The long-awaited recovery of European banks has yet to happen, as SNL Financial’s ROE figures demonstrate.
Indubitably, the ROE numbers in our analysis make for depressing yet insightful reading.
Between 2010 and 2014, the five major economies of France, Germany, Italy, Spain and the U.K. did not once see their banks achieve double-digit returns.
Given that a figure of around 10% is generally seen as the cost of capital for a bank, few banks in those countries have recently managed to earn their cost of equity. Indeed, the mainly traditional Italian and Spanish banks have clearly endured heavy loan losses during the long crisis-driven recession. Recapitalization, deleveraging and retaining dividends have been themes everywhere as losses were absorbed.
The smaller economies have fared somewhat better but far from all.

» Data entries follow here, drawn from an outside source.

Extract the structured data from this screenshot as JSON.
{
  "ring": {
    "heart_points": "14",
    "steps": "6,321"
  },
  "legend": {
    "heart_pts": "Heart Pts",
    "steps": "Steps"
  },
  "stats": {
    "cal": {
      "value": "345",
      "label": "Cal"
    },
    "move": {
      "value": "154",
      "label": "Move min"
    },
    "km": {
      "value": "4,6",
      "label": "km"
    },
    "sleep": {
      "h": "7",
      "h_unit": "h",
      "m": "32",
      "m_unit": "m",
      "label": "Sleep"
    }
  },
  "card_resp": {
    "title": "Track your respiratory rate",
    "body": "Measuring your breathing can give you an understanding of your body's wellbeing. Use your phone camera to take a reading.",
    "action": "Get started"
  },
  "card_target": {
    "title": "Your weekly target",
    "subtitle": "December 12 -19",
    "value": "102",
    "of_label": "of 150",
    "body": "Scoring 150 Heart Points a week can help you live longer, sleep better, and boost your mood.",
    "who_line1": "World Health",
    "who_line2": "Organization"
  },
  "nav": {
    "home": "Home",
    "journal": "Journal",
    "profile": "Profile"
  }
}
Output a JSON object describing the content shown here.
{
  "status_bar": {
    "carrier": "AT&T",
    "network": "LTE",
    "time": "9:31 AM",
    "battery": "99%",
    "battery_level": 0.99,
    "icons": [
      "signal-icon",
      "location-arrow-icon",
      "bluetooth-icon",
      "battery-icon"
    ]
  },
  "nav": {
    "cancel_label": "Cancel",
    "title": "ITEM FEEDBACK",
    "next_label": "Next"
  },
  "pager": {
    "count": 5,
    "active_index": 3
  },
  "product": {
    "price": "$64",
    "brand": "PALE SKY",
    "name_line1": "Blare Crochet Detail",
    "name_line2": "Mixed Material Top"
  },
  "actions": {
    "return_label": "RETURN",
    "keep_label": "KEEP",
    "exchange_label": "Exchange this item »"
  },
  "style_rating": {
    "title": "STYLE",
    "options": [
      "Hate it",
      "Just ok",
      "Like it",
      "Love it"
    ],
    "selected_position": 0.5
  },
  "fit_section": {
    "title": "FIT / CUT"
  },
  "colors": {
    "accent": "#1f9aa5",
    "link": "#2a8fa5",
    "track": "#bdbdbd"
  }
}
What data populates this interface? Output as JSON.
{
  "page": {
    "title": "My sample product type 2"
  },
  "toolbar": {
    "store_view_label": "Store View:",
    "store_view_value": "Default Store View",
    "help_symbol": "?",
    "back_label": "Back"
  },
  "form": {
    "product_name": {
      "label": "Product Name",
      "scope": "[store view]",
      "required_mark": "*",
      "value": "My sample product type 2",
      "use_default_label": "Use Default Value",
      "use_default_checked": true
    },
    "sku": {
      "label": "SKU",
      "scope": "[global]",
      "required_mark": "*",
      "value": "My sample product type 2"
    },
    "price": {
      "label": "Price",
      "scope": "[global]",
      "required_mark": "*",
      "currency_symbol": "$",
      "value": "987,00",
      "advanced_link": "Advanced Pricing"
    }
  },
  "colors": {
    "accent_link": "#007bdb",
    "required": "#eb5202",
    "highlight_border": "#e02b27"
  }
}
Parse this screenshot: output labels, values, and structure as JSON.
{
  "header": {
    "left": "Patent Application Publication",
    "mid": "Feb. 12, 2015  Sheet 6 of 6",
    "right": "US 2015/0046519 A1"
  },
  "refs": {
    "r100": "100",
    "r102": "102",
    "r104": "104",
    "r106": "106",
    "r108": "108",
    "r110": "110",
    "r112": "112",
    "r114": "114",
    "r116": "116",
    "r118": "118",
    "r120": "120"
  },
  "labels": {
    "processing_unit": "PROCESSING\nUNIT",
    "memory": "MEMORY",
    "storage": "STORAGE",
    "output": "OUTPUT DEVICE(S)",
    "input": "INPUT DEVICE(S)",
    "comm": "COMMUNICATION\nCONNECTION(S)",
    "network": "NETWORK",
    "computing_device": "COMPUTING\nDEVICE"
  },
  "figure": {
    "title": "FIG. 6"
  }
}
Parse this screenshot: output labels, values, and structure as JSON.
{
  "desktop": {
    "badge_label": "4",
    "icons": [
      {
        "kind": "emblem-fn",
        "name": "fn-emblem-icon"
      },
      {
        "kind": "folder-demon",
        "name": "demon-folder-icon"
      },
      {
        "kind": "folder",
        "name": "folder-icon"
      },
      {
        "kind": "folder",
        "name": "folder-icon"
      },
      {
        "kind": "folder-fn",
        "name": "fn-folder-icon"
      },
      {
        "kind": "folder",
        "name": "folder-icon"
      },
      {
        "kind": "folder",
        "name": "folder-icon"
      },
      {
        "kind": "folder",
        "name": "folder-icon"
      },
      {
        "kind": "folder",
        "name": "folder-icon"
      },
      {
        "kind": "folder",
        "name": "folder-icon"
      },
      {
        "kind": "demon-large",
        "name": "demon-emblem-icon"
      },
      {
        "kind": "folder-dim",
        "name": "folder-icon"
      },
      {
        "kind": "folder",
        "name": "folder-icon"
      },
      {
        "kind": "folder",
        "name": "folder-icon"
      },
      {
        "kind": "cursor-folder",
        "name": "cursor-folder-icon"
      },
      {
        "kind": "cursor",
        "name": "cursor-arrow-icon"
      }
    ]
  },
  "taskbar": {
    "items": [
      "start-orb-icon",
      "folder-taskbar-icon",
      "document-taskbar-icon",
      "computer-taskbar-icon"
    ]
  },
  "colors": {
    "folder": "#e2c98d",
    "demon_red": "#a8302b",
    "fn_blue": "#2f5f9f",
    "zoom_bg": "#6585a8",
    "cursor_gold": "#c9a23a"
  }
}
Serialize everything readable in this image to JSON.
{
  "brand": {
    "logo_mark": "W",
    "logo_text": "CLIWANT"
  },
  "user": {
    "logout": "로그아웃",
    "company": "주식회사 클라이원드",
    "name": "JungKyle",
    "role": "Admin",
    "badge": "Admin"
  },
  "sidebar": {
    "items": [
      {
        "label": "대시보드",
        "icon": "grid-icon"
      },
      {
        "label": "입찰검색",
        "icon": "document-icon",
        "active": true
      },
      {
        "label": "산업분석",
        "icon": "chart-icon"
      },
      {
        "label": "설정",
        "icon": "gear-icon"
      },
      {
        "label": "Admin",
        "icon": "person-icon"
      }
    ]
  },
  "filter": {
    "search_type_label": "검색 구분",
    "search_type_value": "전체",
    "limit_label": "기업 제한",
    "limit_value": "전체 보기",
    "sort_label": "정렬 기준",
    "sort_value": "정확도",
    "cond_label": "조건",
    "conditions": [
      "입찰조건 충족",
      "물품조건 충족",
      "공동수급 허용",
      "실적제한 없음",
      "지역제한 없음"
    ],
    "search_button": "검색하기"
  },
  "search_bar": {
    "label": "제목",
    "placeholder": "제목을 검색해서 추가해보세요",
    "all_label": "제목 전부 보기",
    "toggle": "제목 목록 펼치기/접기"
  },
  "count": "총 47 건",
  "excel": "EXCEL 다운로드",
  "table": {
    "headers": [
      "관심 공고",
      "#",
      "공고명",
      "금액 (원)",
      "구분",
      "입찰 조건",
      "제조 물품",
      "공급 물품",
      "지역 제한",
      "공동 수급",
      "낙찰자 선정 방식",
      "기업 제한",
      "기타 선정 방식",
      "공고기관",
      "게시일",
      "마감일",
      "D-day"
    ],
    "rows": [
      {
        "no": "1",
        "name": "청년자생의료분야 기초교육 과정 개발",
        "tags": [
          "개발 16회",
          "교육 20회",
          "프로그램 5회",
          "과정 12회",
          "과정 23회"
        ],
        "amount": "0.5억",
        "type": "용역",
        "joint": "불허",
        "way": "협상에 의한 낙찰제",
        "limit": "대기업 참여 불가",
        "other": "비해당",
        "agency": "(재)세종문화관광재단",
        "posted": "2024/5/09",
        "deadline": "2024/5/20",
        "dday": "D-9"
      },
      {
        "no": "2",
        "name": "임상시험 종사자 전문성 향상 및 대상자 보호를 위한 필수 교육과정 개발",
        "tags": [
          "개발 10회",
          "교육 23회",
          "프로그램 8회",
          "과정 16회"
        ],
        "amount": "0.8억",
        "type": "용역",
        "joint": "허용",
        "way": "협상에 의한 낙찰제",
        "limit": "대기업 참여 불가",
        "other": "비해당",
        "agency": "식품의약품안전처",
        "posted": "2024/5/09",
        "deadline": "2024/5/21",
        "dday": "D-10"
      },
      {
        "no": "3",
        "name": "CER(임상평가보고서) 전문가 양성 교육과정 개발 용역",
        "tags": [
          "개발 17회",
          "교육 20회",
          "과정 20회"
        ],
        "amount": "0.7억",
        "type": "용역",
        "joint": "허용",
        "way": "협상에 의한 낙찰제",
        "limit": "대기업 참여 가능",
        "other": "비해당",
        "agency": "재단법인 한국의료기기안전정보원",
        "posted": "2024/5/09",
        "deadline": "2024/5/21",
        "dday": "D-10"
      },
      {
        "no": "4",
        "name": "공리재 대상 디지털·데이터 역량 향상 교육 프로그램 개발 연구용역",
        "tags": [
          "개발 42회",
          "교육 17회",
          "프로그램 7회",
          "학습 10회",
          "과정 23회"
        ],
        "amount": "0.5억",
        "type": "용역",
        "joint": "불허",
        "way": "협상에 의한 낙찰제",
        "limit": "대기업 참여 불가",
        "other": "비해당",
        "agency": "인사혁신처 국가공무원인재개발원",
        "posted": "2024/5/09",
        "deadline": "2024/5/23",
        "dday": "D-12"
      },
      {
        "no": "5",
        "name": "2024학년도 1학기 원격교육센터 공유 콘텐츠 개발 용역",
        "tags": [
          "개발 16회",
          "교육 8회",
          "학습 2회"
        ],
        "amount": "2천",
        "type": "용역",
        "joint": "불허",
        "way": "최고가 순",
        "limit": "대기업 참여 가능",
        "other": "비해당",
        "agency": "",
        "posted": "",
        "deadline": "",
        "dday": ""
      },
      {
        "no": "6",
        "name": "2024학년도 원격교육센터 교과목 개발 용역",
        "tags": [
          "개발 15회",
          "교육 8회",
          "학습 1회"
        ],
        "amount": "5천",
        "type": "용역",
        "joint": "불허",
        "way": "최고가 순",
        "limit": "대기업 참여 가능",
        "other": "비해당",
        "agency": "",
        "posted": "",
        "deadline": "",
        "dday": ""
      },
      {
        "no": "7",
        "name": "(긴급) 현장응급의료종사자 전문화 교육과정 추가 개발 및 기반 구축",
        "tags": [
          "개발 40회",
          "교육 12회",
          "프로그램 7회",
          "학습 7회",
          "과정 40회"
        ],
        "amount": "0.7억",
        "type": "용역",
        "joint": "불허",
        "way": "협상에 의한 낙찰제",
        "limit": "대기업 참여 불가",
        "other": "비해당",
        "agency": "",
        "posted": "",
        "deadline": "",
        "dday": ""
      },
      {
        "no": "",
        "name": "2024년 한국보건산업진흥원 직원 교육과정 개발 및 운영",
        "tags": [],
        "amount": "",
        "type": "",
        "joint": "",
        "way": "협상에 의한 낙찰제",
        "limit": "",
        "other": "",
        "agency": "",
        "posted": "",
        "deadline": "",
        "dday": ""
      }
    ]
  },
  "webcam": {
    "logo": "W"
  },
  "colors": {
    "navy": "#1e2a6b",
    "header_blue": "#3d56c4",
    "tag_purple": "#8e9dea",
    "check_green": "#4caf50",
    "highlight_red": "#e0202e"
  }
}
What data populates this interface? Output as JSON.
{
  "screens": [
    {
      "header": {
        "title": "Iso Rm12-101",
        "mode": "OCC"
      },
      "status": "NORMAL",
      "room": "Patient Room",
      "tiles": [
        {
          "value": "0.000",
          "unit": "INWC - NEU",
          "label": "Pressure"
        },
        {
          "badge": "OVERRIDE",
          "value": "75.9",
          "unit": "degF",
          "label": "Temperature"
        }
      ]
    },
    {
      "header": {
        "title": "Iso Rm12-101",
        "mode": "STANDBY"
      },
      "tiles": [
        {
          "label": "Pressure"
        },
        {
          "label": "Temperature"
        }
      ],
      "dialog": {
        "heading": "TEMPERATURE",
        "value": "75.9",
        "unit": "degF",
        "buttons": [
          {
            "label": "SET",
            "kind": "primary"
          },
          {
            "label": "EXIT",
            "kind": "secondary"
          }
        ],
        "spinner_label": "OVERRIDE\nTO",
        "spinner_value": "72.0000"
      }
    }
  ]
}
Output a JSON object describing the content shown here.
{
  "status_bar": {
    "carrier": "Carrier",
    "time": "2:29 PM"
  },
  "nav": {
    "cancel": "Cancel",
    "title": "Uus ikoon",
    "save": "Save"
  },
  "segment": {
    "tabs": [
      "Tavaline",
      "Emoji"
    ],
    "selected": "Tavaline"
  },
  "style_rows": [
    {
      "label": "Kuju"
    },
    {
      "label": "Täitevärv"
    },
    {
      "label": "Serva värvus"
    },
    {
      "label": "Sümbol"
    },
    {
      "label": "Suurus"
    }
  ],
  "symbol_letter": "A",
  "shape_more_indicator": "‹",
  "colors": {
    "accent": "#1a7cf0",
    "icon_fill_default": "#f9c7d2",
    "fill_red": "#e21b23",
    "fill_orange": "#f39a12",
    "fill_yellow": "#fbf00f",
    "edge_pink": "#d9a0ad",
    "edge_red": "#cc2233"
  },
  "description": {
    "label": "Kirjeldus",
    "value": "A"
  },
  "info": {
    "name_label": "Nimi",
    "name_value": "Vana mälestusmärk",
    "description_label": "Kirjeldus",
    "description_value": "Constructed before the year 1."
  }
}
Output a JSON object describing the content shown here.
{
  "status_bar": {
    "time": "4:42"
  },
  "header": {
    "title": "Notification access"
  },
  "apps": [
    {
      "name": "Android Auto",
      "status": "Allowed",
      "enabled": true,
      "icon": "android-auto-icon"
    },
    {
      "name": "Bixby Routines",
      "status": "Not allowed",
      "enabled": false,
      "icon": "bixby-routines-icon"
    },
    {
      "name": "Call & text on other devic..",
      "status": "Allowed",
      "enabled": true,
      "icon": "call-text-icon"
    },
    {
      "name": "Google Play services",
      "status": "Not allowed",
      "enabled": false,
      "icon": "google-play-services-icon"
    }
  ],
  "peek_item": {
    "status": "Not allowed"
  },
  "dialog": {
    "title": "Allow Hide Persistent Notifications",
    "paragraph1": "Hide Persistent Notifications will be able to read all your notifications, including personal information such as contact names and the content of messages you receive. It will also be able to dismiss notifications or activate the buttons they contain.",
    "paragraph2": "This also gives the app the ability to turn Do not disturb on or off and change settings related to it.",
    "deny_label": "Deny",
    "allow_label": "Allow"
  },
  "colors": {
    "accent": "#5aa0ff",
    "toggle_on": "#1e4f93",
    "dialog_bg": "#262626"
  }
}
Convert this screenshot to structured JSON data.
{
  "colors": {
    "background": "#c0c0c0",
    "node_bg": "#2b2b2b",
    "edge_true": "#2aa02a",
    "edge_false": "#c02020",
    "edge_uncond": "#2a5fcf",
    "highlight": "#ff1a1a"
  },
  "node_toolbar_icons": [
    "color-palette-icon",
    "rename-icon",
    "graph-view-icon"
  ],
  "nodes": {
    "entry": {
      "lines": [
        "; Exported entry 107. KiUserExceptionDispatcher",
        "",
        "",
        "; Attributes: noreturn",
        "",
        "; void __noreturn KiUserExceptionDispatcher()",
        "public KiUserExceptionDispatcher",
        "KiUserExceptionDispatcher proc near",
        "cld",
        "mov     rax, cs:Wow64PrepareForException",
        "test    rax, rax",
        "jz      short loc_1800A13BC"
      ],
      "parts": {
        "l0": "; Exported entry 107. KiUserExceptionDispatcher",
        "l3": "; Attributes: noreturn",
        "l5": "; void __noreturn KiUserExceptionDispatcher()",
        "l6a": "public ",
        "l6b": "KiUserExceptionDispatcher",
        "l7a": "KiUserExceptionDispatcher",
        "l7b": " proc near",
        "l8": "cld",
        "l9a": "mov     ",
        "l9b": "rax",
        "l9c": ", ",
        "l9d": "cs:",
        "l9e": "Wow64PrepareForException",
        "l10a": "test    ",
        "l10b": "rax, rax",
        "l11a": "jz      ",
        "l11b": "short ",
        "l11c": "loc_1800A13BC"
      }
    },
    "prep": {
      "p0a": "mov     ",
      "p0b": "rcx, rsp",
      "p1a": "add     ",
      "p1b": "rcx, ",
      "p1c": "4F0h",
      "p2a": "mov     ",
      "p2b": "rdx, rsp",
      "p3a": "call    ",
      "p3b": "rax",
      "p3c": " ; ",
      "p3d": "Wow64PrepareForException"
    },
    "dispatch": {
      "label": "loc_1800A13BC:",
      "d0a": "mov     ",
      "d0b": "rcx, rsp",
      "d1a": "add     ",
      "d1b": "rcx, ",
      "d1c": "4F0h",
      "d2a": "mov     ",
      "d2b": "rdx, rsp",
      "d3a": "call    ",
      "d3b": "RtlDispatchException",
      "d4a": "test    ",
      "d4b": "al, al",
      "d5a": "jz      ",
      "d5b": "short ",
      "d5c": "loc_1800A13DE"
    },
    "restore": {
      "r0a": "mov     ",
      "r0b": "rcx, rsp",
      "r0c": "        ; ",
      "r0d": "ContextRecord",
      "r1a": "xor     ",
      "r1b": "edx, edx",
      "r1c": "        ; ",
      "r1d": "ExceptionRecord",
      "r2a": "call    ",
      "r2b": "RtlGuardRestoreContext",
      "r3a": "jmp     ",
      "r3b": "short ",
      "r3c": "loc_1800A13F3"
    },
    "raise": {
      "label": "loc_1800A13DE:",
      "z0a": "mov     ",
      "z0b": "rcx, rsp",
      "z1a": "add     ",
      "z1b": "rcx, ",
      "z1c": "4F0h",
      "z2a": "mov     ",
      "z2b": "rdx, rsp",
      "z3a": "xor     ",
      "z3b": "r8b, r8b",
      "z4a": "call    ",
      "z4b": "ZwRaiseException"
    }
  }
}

In 2013, only the Czech Republic, Sweden, Estonia, Slovakia and maybe Poland met their cost of capital, according to SNL data, while Slovenia, Cyprus, Ireland, Portugal, Austria and Hungary achieved negative to very negative returns.
Investors remain concerned about the level and quality of bank returns. J. Christopher Flowers, the private equity fund investor, told the Financial Times July 20: “All the stuff that has happened and all the rules we’ve introduced have depressed profitability and that is a real vulnerability. Nobody is going to invest in an industry with returns of 5%.” He further observed that it was impossible to turn banks into utilities and that bank crises would continue to take place.
Subjectively, the ROE figures look far worse than one might expect after a season of monitoring bank reports and presentations. Here, professional optimism does rule. It is hard to believe the picture is as bad as our figures show.
The reason is clear. Banks restate their returns to create underlying figures or core results. These typically exclude one-offs from litigation, fines and redress costs as well as the costs of restructuring and losses incurred on noncore assets either destined for sale or rundown. In the case of major provisioning for credit losses, it is useful to talk positively about the future and treat the past as another country.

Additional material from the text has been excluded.